「授業のロスなくなる」 デジタル教科書で模擬授業

実際の指導場面に沿って解説された
実際の指導場面に沿って解説された

慶應義塾大学でこのほど開かれた「ことばと学びを開く会」(会長・髙木まさき横浜国立大学教授)の第10回研究大会では、デジタル教科書を使ってのワークショップなどが開かれた。

「さわって体感! 対話があふれるデジタル教科書最前線」のタイトルで開かれたワークショップの講師は、中川一史放送大学教授と渡辺光輝お茶の水女子大学附属中学校教諭。国語科教員らが受講した。

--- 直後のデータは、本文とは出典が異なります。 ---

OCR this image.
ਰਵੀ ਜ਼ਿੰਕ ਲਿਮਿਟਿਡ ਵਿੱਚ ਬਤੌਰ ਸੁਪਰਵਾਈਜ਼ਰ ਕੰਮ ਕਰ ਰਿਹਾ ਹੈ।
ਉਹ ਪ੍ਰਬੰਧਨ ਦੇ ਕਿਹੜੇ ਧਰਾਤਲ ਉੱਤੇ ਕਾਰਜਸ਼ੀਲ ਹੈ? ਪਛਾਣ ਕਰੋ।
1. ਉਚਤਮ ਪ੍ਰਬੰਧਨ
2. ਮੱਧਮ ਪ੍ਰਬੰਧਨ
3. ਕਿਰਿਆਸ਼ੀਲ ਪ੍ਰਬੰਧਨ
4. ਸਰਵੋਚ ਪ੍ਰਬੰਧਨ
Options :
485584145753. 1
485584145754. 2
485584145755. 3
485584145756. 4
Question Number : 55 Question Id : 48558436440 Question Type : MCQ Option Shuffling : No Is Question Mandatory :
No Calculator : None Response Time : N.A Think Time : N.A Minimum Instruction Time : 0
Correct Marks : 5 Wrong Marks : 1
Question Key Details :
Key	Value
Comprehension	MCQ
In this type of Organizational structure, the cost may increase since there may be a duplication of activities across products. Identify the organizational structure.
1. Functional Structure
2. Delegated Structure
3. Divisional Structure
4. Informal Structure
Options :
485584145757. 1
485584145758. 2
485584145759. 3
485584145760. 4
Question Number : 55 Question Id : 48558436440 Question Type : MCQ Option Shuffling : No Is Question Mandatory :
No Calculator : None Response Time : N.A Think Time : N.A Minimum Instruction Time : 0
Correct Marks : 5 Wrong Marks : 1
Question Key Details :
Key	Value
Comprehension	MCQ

中川教授は学習者用デジタル教科書を使うメリットを、「個別学習で使うだけでなく、ペアやグループで資料を拡大したり、書き込みながら議論したり、リーフレットなどの成果物を制作したりする学習活動などにも役に立つ」と説明。先行実践例を示し、「これまでの机間指導では、①子供の様子を観察する②教師が意味をくみ取る③指導が必要か判断して必要なら指導する――というステップで、①と②の時間的なロスが多かったが、デジタル教科書は一覧でリアルタイムで見られるため、児童生徒の考えを教師がより見られるようになる」と説明した。

続いて、渡辺教諭がデジタル教科書を使った模擬授業を行った。「デジタル教科書の中のコンテンツを自分の視点で再構成し、新聞を作る」内容。全文表示や色分け、スタンプ機能などを活用。参加した教員らは学習者用のデジタル教科書を使って、読む学習に、聞く、書くなどを関連させた総合的な学習を生徒として体験した。

同大会では他にも、アクティブ・ラーニングを取り入れた国語の授業など、計9の講座・ワークショップが行われた。